Is Auckland University a place to acquire knowledge or a place to learn? This question was presented to me in my Management 201 lecture and at that time I disregarded it thinking that it was a stupid question and of course Auckland university was a learning institution, why else would I be there? At that time I never stopped to consider it and this made it seem more like an epiphany when I eventually clicked to the idea that maybe there was a difference between learning and knowledge.

A couple of days after that lecture my entire concept of what I knew and how I used it was challenged by someone very close to me and that struck a chord. It was a seemingly trivial issue about using the handbrake in my car when parking, I was taught to use it when parked but it never occurred to me to think why I used it. I realized that this same situation applied to my University work, I was being taught all this information but never thought to find out why I was being taught it or what it meant. This forced me to look back on the question previously posed to me in the lecture, Is Auckland University a learning institution? Am I a learner or merely an acquirer of knowledge.

It got me thinking. All through my life I’ve always just accepted information and thought myself better for having acquired it, I thought I had learnt something. The issue of whether that pretense was false or not never occurred to me until now.

Through primary and secondary education it was the regular thing to do to listen to the teacher and absorb facts, this being the basis for further education and being an invaluable building block for future learning, The assumption always was that when a person reaches university level, they are required to think for themselves and take care of there own learning, that is what my secondary teachers always told me anyway. However this does not seem to be the scenario and I found my self again in the situation of repetitively absorbing information, that was what I was used to doing. The concept that there was a difference between knowledge and learning never occurred to me, until now.

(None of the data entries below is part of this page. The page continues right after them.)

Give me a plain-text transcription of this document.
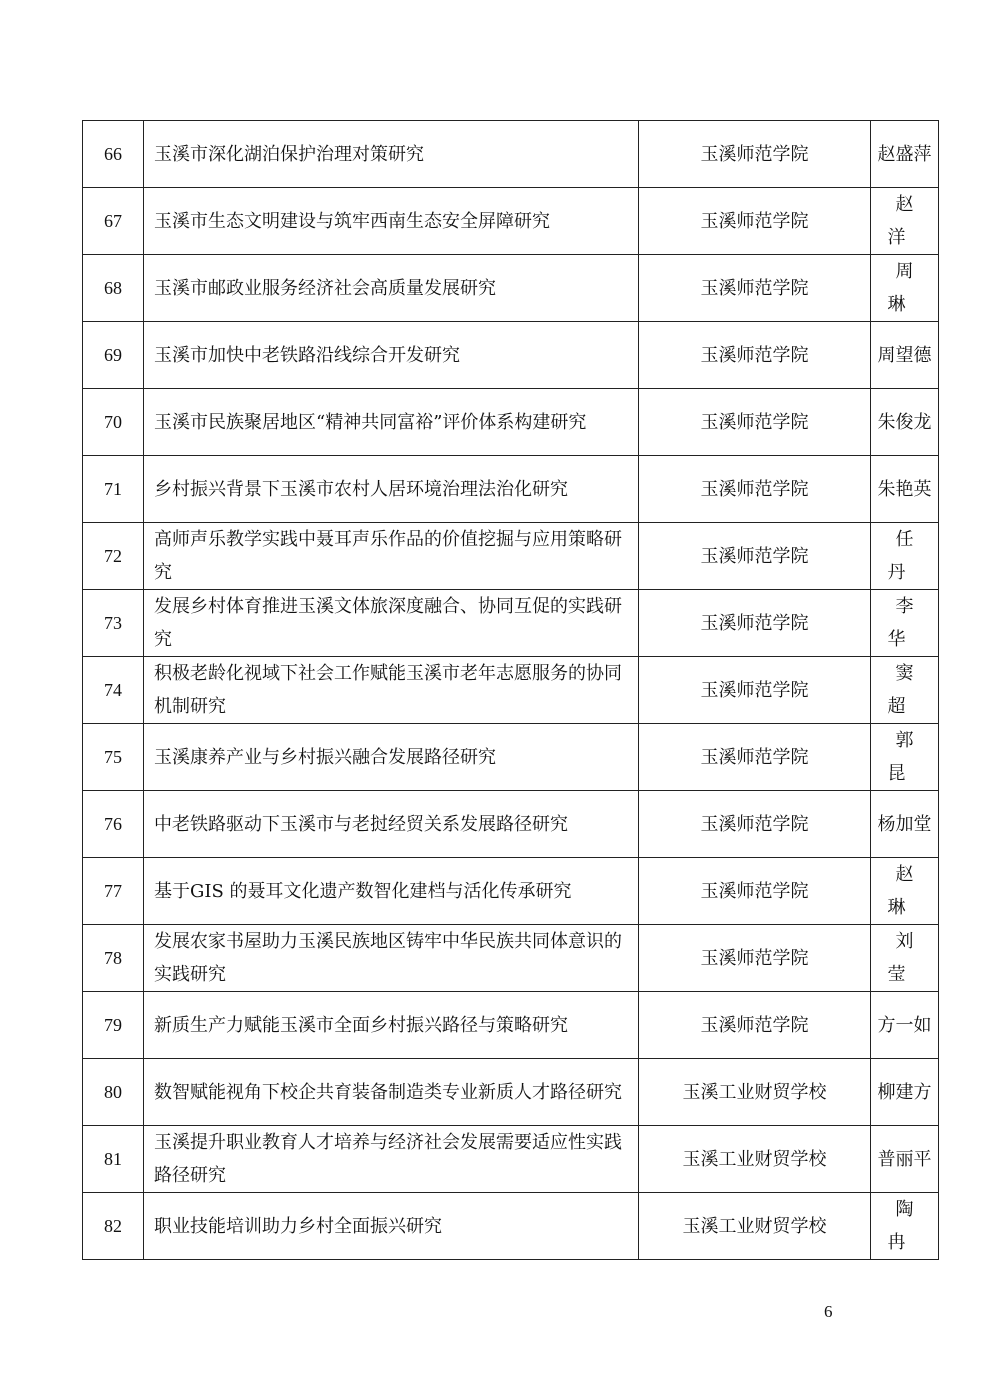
66	玉溪市深化湖泊保护治理对策研究	玉溪师范学院	赵盛萍
67	玉溪市生态文明建设与筑牢西南生态安全屏障研究	玉溪师范学院	赵洋
68	玉溪市邮政业服务经济社会高质量发展研究	玉溪师范学院	周琳
69	玉溪市加快中老铁路沿线综合开发研究	玉溪师范学院	周望德
70	玉溪市民族聚居地区“精神共同富裕”评价体系构建研究	玉溪师范学院	朱俊龙
71	乡村振兴背景下玉溪市农村人居环境治理法治化研究	玉溪师范学院	朱艳英
72	高师声乐教学实践中聂耳声乐作品的价值挖掘与应用策略研究	玉溪师范学院	任丹
73	发展乡村体育推进玉溪文体旅深度融合、协同互促的实践研究	玉溪师范学院	李华
74	积极老龄化视域下社会工作赋能玉溪市老年志愿服务的协同机制研究	玉溪师范学院	窦超
75	玉溪康养产业与乡村振兴融合发展路径研究	玉溪师范学院	郭昆
76	中老铁路驱动下玉溪市与老挝经贸关系发展路径研究	玉溪师范学院	杨加堂
77	基于GIS 的聂耳文化遗产数智化建档与活化传承研究	玉溪师范学院	赵琳
78	发展农家书屋助力玉溪民族地区铸牢中华民族共同体意识的实践研究	玉溪师范学院	刘莹
79	新质生产力赋能玉溪市全面乡村振兴路径与策略研究	玉溪师范学院	方一如
80	数智赋能视角下校企共育装备制造类专业新质人才路径研究	玉溪工业财贸学校	柳建方
81	玉溪提升职业教育人才培养与经济社会发展需要适应性实践路径研究	玉溪工业财贸学校	普丽平
82	职业技能培训助力乡村全面振兴研究	玉溪工业财贸学校	陶冉
6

After doing a lot of thinking and evaluation of my learning I’ve come to an inconclusive (definitions of knowledge and learning are open to individuals interpretations of them) conclusion about the meanings of learning and knowledge. Knowledge is the relatively uninvolved acquiring of information, the information is presented to the person be it through a book or a lecturer and is absorbed into the mind, in my case this involves sitting in a lecture theatre, taking notes and then reading the text book. Learning on the other hand I see as an ability of a person to use information and be able to see past all the primary word meanings of it to other levels, learning involves going out and actively, independently seeking information, the process of learning should offer a deeper understanding of knowledge and the perception to not take things at face value, to interpret, to inquire and to analyze.

In answer to the question is Auckland University a learning institution, yes and no. Studying at university or just living life in general can be either a learning experience or a knowledge experience depending on how the individual wants to treat their opportunity to learn they can disregard it or they can cherish and use it. I have been learning, but not very much, the times when I do actively apply, think and practice what I know is when I get the most benefit and students can flutter through University repeating information or they can go further and learn.

After interpreting learning and knowledge as it applies to me I can rightly say that up to this point in my life I have been only acquiring knowledge and learning it in a minimalist way, just enough to get by and be able to regurgitate it when needed. I have not been taking into consideration anything beyond the shallowness of what I have, but I want to make the most out of my knowledge as I can, I want to learn!!